Seller delivers to a named carrier — ideal for couriers, air freight and containerised sea freight.
Free Carrier (FCA) requires the seller to deliver the goods to a named carrier or another nominated person at a specified place. If the named place is the seller's premises, the seller is responsible for loading onto the collecting vehicle. If delivery is to any other place (e.g. a freight depot or airport), the seller is not responsible for unloading. FCA is suitable for all transport modes and is particularly recommended for air freight, road freight, and containerised sea shipments where the precise point of loading into a container matters. Incoterms 2020 added an option allowing the buyer to instruct their bank (under documentary credit) to issue an on-board bill of lading to the seller after loading — addressing a longstanding documentary issue.
FCA is the recommended term for courier shipments (DHL, UPS, FedEx, DPD, GLS), air freight, and FCL/LCL sea shipments where a freight forwarder handles the main leg. It gives the buyer control over carrier selection and freight costs while keeping the seller responsible for export clearance — which they are better placed to handle as the exporter of record.
FCA is not ideal when the buyer is inexperienced and wants the seller to manage all logistics end-to-end (use DAP or DDP instead). It is also not appropriate for bulk commodities loaded directly onto vessels at a port berth — use FAS or FOB for those.
No.

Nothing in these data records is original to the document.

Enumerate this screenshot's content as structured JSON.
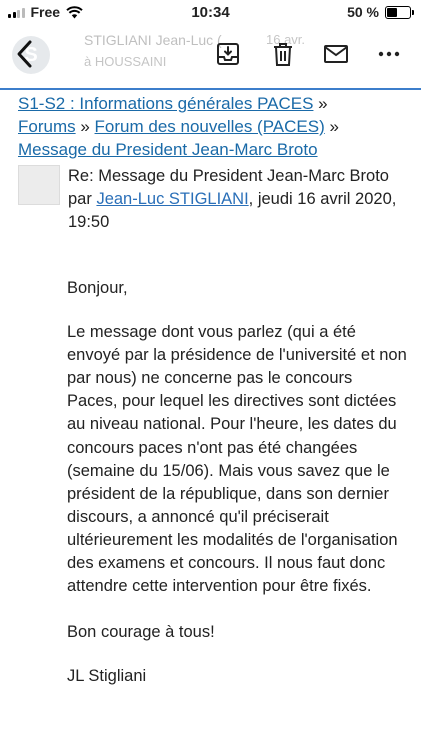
{
  "status_bar": {
    "carrier": "Free",
    "time": "10:34",
    "battery_percent": "50 %",
    "battery_level": 0.5
  },
  "mail_header": {
    "ghost_avatar_letter": "S",
    "ghost_sender": "STIGLIANI Jean-Luc (",
    "ghost_date": "16 avr.",
    "ghost_to": "à HOUSSAINI"
  },
  "breadcrumb": {
    "course": "S1-S2 : Informations générales PACES",
    "sep": " »",
    "forums": "Forums",
    "forum": "Forum des nouvelles (PACES)",
    "thread": "Message du President Jean-Marc Broto"
  },
  "post": {
    "subject": "Re: Message du President Jean-Marc Broto",
    "by": "par ",
    "author": "Jean-Luc STIGLIANI",
    "date": ", jeudi 16 avril 2020, 19:50"
  },
  "message": {
    "greeting": "Bonjour,",
    "paragraph": "Le message dont vous parlez (qui a été envoyé par la présidence de l'université et non par nous) ne concerne pas le concours Paces, pour lequel les directives sont dictées au niveau national. Pour l'heure, les dates du concours paces n'ont pas été changées (semaine du 15/06). Mais vous savez que le président de la république, dans son dernier discours, a annoncé qu'il préciserait ultérieurement les modalités de l'organisation des examens et concours. Il nous faut donc attendre cette intervention pour être fixés.",
    "closing": "Bon courage à tous!",
    "signature": "JL Stigliani"
  },
  "icons": [
    "signal-icon",
    "wifi-icon",
    "battery-icon",
    "back-chevron-icon",
    "archive-icon",
    "trash-icon",
    "mail-icon",
    "more-icon"
  ],
  "colors": {
    "link": "#2a6fb8",
    "accent_line": "#3c7ecb"
  }
}
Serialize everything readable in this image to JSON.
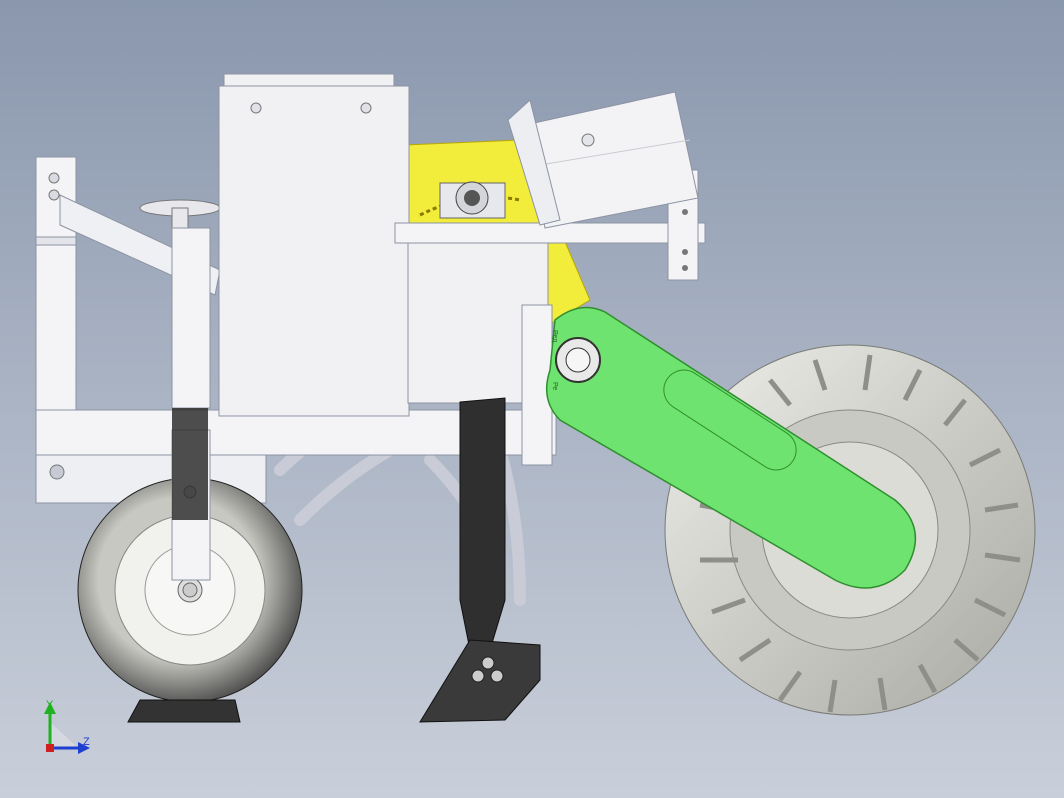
{
  "viewport": {
    "background_top": "#8a97ad",
    "background_bottom": "#c9cfda"
  },
  "model": {
    "frame_color": "#f4f4f6",
    "hopper_color": "#f1f1f3",
    "seed_plate_color": "#f2ec3a",
    "arm_color": "#6fe36f",
    "arm_labels": [
      "Ред",
      "Ре"
    ],
    "tire_color": "#d9d9d4",
    "shank_color": "#3a3a3a",
    "parts": [
      "seed-hopper",
      "mounting-frame",
      "gauge-wheel",
      "furrow-opener",
      "press-wheel",
      "drive-arm",
      "seed-metering-disc",
      "bearing-housing",
      "motor-housing"
    ]
  },
  "triad": {
    "y_label": "Y",
    "z_label": "Z",
    "y_color": "#1fb11f",
    "z_color": "#1f3fd0",
    "x_color": "#d11f1f"
  }
}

FOB is only appropriate for sea and inland waterway freight where goods are physically loaded onto a named vessel. Courier shipments move through carrier hubs and are never 'on board a vessel' in the traditional sense. FCA correctly describes courier shipments: the seller hands goods to the carrier (the courier company), and risk transfers at that handover point.

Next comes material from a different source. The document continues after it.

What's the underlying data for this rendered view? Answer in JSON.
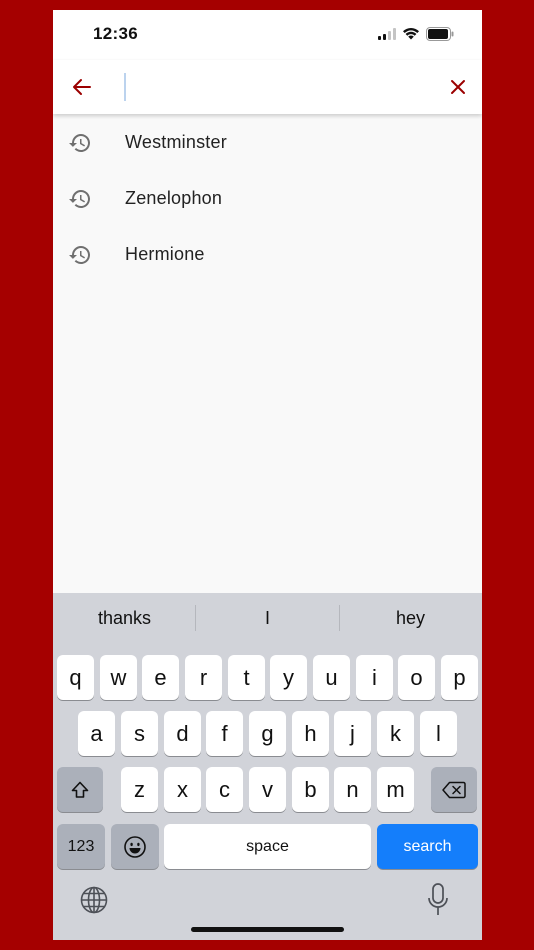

The seller handles export customs clearance under FCA. This is one of the key advantages over EXW — the seller, as the exporter of record, can obtain the export declaration needed to support VAT zero-rating.

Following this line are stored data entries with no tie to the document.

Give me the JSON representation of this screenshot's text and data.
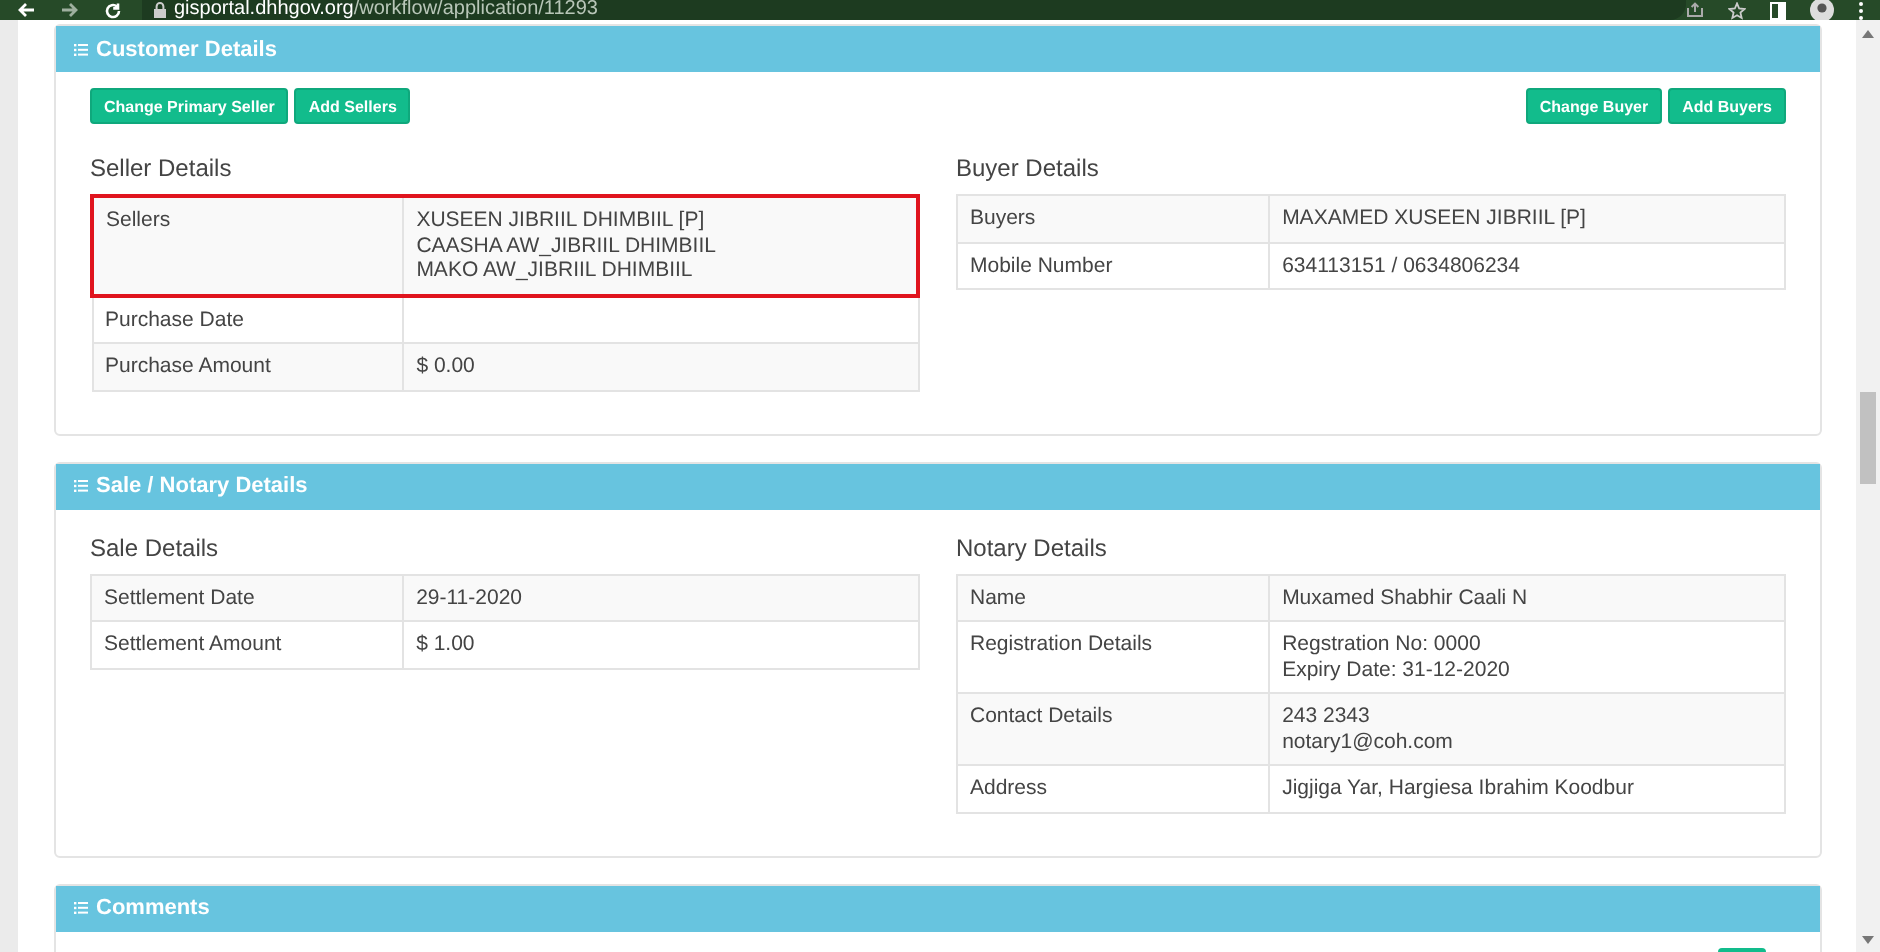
{
  "browser": {
    "url_host": "gisportal.dhhgov.org",
    "url_path": "/workflow/application/11293"
  },
  "panels": [
    {
      "title": "Customer Details",
      "columns": [
        {
          "buttons": [
            "Change Primary Seller",
            "Add Sellers"
          ],
          "heading": "Seller Details",
          "rows": [
            {
              "label": "Sellers",
              "lines": [
                "XUSEEN JIBRIIL DHIMBIIL [P]",
                "CAASHA AW_JIBRIIL DHIMBIIL",
                "MAKO AW_JIBRIIL DHIMBIIL"
              ],
              "highlighted": true
            },
            {
              "label": "Purchase Date",
              "highlighted": false
            },
            {
              "label": "Purchase Amount",
              "lines": [
                "$ 0.00"
              ],
              "highlighted": false
            }
          ]
        },
        {
          "buttons": [
            "Change Buyer",
            "Add Buyers"
          ],
          "heading": "Buyer Details",
          "rows": [
            {
              "label": "Buyers",
              "lines": [
                "MAXAMED XUSEEN JIBRIIL [P]"
              ],
              "highlighted": false
            },
            {
              "label": "Mobile Number",
              "lines": [
                "634113151 / 0634806234"
              ],
              "highlighted": false
            }
          ]
        }
      ]
    },
    {
      "title": "Sale / Notary Details",
      "columns": [
        {
          "heading": "Sale Details",
          "rows": [
            {
              "label": "Settlement Date",
              "lines": [
                "29-11-2020"
              ],
              "highlighted": false
            },
            {
              "label": "Settlement Amount",
              "lines": [
                "$ 1.00"
              ],
              "highlighted": false
            }
          ]
        },
        {
          "heading": "Notary Details",
          "rows": [
            {
              "label": "Name",
              "lines": [
                "Muxamed Shabhir Caali N"
              ],
              "highlighted": false
            },
            {
              "label": "Registration Details",
              "lines": [
                "Regstration No: 0000",
                "Expiry Date: 31-12-2020"
              ],
              "highlighted": false
            },
            {
              "label": "Contact Details",
              "lines": [
                "243 2343",
                "notary1@coh.com"
              ],
              "highlighted": false
            },
            {
              "label": "Address",
              "lines": [
                "Jigjiga Yar, Hargiesa Ibrahim Koodbur"
              ],
              "highlighted": false
            }
          ]
        }
      ]
    },
    {
      "title": "Comments",
      "actions": [
        {
          "kind": "button"
        }
      ]
    }
  ]
}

The named place is the specific location where delivery to the carrier occurs. It could be the seller's warehouse, a carrier collection depot, an airport cargo terminal, or any other agreed point. The more precisely defined the named place, the less ambiguity about when risk transfers.
Yes, and ICC specifically recommends FCA over FOB for containerised sea freight. Under FOB, risk transfers when goods cross the ship's rail — but containers are handed to the carrier at an inland container depot, long before loading onto the vessel. FCA accurately captures this modern container logistics reality.
Incoterms 2020 added a mechanism for the buyer to instruct their carrier to issue an on-board bill of lading to the seller after the container is loaded. This solved the problem where banks under documentary letters of credit required an on-board B/L, but under FCA the seller has already lost control of the goods. The 2020 update allows FCA to work with L/C financing.